Take note of the direction of the order.

idx <- with(df,
            tapply(seq_along(id),
                   id,
                   function(x) {
                     x[order(gene[x], tier[x], consequence[x])[[1]]]
                   }))
df[idx, ]

#>       id gene  tier         consequence
#> 81  3462 RVKE TIER2          frameshift
#> 34  3510 RVKE TIER3 splice_site_varient
#> 164 3985 RVKE TIER3           stop_gain
#> 7   9717 TNVY TIER1 splice_site_varient

^{Created on 2020-09-07 by the reprex package (v0.3.0)}

technocrat · September 8, 2020, 12:05am

Illustrates well the use of {base} for something that can be done more fluently with tools such as {dplyr}

tacrolimus · September 8, 2020, 8:29am

Many thanks for taking the time to answer.
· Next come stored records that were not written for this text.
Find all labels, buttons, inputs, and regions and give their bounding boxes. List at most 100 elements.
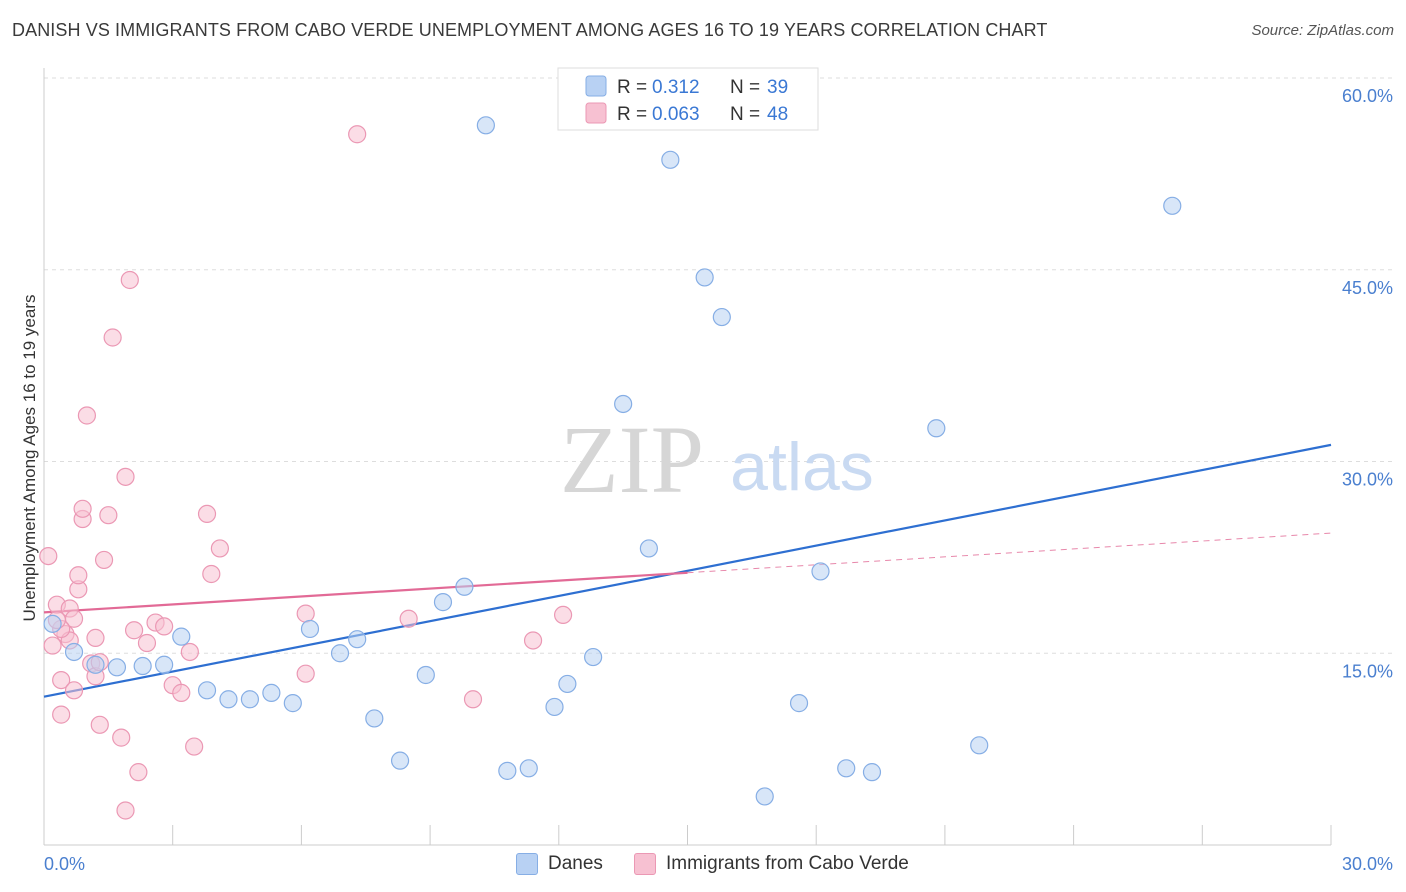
trend-line-cabo-verde-projection xyxy=(687,532,1332,574)
point-cabo-verde xyxy=(348,125,367,144)
legend-n-value-cabo: 48 xyxy=(767,104,788,125)
point-danes xyxy=(300,619,320,639)
y-tick-label: 30.0% xyxy=(1342,470,1393,490)
point-danes xyxy=(433,593,453,612)
point-danes xyxy=(695,268,714,287)
y-tick-label: 60.0% xyxy=(1342,86,1393,106)
point-danes xyxy=(639,539,658,558)
point-danes xyxy=(661,150,680,169)
point-cabo-verde xyxy=(116,467,135,486)
legend-label-cabo: Immigrants from Cabo Verde xyxy=(666,853,909,874)
grid-lines xyxy=(44,77,1394,654)
point-danes xyxy=(789,694,809,713)
point-danes xyxy=(755,787,774,806)
point-danes xyxy=(837,759,856,778)
axes xyxy=(43,68,1332,846)
point-danes xyxy=(390,751,410,770)
point-cabo-verde xyxy=(39,546,58,566)
point-danes xyxy=(970,736,989,755)
point-cabo-verde xyxy=(155,617,174,636)
point-danes xyxy=(416,665,435,685)
point-cabo-verde xyxy=(86,628,105,648)
point-danes xyxy=(519,759,538,778)
point-danes xyxy=(43,614,62,633)
point-cabo-verde xyxy=(180,642,199,662)
point-cabo-verde xyxy=(52,670,71,690)
point-cabo-verde xyxy=(296,664,315,683)
point-danes xyxy=(584,647,603,667)
legend-label-danes: Danes xyxy=(548,853,603,874)
point-cabo-verde xyxy=(172,683,191,702)
legend-r-value-cabo: 0.063 xyxy=(652,104,700,125)
point-danes xyxy=(155,655,174,674)
point-cabo-verde xyxy=(120,270,139,290)
point-cabo-verde xyxy=(99,506,118,525)
point-cabo-verde xyxy=(112,728,131,747)
point-danes xyxy=(133,656,152,676)
point-cabo-verde xyxy=(210,539,229,558)
legend-swatch-danes-bottom xyxy=(516,853,538,875)
point-cabo-verde xyxy=(43,636,62,655)
point-danes xyxy=(712,307,731,327)
point-danes xyxy=(197,681,217,700)
legend-r-label-danes: R = xyxy=(617,77,647,98)
point-cabo-verde xyxy=(202,564,221,584)
legend-swatch-danes xyxy=(585,75,607,97)
watermark-zip: ZIP xyxy=(560,406,704,513)
watermark-atlas: atlas xyxy=(730,429,874,505)
point-cabo-verde xyxy=(523,631,543,650)
point-danes xyxy=(172,627,191,646)
point-danes xyxy=(348,630,367,649)
point-cabo-verde xyxy=(52,705,71,724)
y-tick-label: 45.0% xyxy=(1342,278,1393,298)
point-cabo-verde xyxy=(124,621,144,640)
x-tick-label: 0.0% xyxy=(44,854,85,874)
point-danes xyxy=(476,116,495,135)
point-danes xyxy=(330,644,350,663)
point-danes xyxy=(927,419,946,438)
legend-n-label-danes: N = xyxy=(730,77,760,98)
point-danes xyxy=(455,577,474,596)
point-danes xyxy=(86,655,105,674)
point-cabo-verde xyxy=(103,328,122,347)
point-danes xyxy=(558,674,577,694)
point-danes xyxy=(862,763,882,782)
point-danes xyxy=(365,709,384,728)
legend-r-value-danes: 0.312 xyxy=(652,77,700,98)
point-cabo-verde xyxy=(129,763,148,782)
point-cabo-verde xyxy=(197,504,217,524)
point-cabo-verde xyxy=(77,406,97,425)
point-cabo-verde xyxy=(116,801,135,820)
trend-line-danes xyxy=(43,443,1332,698)
chart-title: DANISH VS IMMIGRANTS FROM CABO VERDE UNE… xyxy=(12,20,1048,40)
point-danes xyxy=(283,694,302,713)
legend-n-label-cabo: N = xyxy=(730,104,760,125)
point-cabo-verde xyxy=(94,550,114,570)
trend-line-cabo-verde xyxy=(43,571,688,614)
point-cabo-verde xyxy=(69,566,88,585)
point-cabo-verde xyxy=(90,715,109,734)
source-label: Source: ZipAtlas.com xyxy=(1251,22,1394,39)
point-danes xyxy=(262,683,281,702)
legend-swatch-cabo xyxy=(585,102,607,124)
x-tick-label: 30.0% xyxy=(1342,854,1393,874)
legend-swatch-cabo-bottom xyxy=(634,853,656,875)
legend-n-value-danes: 39 xyxy=(767,77,788,98)
point-danes xyxy=(1163,196,1182,215)
point-cabo-verde xyxy=(185,737,204,756)
point-cabo-verde xyxy=(553,605,573,625)
bottom-legend-danes[interactable]: Danes xyxy=(516,850,603,878)
tick-labels: 15.0% 30.0% 45.0% 60.0% 0.0% 30.0% xyxy=(44,86,1393,874)
trend-lines xyxy=(43,443,1332,698)
point-cabo-verde xyxy=(73,499,92,518)
watermark: ZIP atlas xyxy=(560,406,874,513)
bottom-legend-cabo[interactable]: Immigrants from Cabo Verde xyxy=(634,850,909,878)
stats-legend: R = 0.312 N = 39 R = 0.063 N = 48 xyxy=(557,67,819,131)
point-cabo-verde xyxy=(137,633,157,653)
point-danes xyxy=(240,690,260,709)
point-danes xyxy=(545,697,564,717)
point-danes xyxy=(498,761,517,780)
y-tick-label: 15.0% xyxy=(1342,661,1393,681)
point-danes xyxy=(219,690,238,709)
This worked perfectly. Taught me a lot about ordering too!

tacrolimus · September 8, 2020, 8:41am

Basic question but if I started with the table as per the example. Would I have to tell R the columns should be treated as ordered factors e.g. if I wanted to input tier would the code be:

df$tier <- ordered(df$tier, 
                          levels = rev(c("TIER1", "TIER2", 
                                         "TIER3")))

And then proceed with the remaining code as above.

elmstedt · September 8, 2020, 9:02am

That's the idea. Just be careful with the ordering, whatever level you put first will be the lowest.

system · September 15, 2020, 9:02am

This topic was automatically closed 7 days after the last reply. New replies are no longer allowed.

If you have a query related to it or one of the replies, start a new topic and refer back with a link.